Silencieuse, puissante et confortable, dotée des derniers perfectionnements
technologiques, la classe S est LA référence en terme de voiture de luxe. A la
rédaction, nous sommes deux à avoir le privilège, non pas d'en posséder (hélas,
à 100.000 € le bout c'est pas pour tout de suite), mais de conduire ce genre de
bijou régulièrement...
Autant vous le dire, quand on à fait plusieurs milliers de km au volant d'une
classe S,
on est définitivement séduit par sa tenue de route irréprochable, son confort
qui permet d'y dormir tranquillement en roulant (pour les passagers
!), son luxe d'équipement, et sa motorisation V8 5.5 L de
388 CV pour le modèle "classique": la "500". ROOOOHHHH... le feulement du
V8, les dépassements gargantuesque, genre j'en double 5 d'un coup et lit
l'effarement sur le visages des autres automobilistes...
Le top du top : sur une
route de montagne atomiser tous les 4X4 de luxe d'un coup d'accélérateur...

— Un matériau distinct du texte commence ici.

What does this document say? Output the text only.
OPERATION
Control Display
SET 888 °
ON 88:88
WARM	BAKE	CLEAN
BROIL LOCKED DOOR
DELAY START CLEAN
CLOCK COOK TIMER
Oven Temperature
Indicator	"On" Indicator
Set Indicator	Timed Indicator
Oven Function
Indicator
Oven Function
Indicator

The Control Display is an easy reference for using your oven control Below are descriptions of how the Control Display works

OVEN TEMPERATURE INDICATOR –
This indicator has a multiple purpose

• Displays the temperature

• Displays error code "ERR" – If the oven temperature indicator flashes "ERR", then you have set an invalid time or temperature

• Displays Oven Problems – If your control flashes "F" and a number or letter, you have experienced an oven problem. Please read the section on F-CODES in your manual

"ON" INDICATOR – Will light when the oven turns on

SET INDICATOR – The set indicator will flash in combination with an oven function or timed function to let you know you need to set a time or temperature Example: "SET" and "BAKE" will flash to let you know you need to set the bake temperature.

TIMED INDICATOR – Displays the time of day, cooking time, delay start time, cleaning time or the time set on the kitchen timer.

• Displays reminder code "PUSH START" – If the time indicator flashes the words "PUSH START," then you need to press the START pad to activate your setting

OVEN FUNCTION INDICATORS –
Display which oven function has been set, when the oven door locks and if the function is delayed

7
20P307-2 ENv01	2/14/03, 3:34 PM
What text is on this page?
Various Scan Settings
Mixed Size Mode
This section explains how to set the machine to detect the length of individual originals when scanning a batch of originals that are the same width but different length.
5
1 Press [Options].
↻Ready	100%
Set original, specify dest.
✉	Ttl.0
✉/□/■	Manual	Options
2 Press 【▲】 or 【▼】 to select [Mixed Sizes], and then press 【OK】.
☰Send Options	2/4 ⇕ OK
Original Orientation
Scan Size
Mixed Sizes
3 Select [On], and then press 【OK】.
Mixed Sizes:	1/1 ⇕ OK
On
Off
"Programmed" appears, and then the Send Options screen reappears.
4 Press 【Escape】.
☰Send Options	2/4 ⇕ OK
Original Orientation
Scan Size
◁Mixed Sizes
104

Malgré ses presque 400 CV, la classe S n'est toutefois pas une voiture "sportive",
mais ses capacités dynamiques sont plus que suffisantes sur routes et
autoroutes pour le commun des conducteurs, pour se faire vraiment plaisir. Vous l'aurez compris, la Classe S est
une référence, et quand on y a goûté il est difficile d'aimer une automobile
'normale'...
"Bon mais qu'est ce qui nous prend la tête avec ses bagnoles
de milliardaire lui..." devez vous fulminer en attendant d'entrer dans le
vif du sujet : l'essai de sa majesté SPORSTMAN 800, dernier du nom...
Nous
avons testé durant plusieurs centaines de km le 800 SPORTSMAN, en rando
familiale ou plus sportive, de jour, en nocturne avec pose barbecue, en moyenne montagne et sur de petits sommets alpins, seul ou avec
passagers, mais aussi sur terrain privé.
Plusieurs randos 'test' donc, de
quelques heures à la journée complète, en compagnie d'un, deux ou trois quads. Nous avons aussi testé le 800 sur le bitume, ville,
nationales et autres voies "rapides", même si ce n'est pas forcément sa
destination...
Ben
voilà, nous y sommes, quel est le rapport entre une Mercedes et notre quad...
La réponse : très rapidement, un constat s'est imposé, le 800 sportsman, c'est la "classe
S" du quad... Un confort de conduite irréprochable, une motorisation plus que
suffisante, et des qualités de baroudeur incontestables...
Certes il existe un
autre 800cc, plus puissant, plus brutal, l'Outlander
800, mais coté agrément de conduite, le sportsman est toujours indétrônable.
Un quad "tellement bien" que Manu et moi nous le sommes accaparés durant
toute la période d'essai et que Nico n'a jamais pu l'essayer : Dur de nous faire lâcher le
guidon d'un tel engin
!
Les
commentaires de tous les essayeurs et passagères ont étés unanimes : quel
confort, quel moteur (le bruit est fabuleux)... Aucun n'obstacles n'a
résisté.
Rando-loisir
: Bien que puissant le 800 popo se laisse conduire très
facilement, c'est le quad le plus accessible "à tous" à ce niveau de cylindrée.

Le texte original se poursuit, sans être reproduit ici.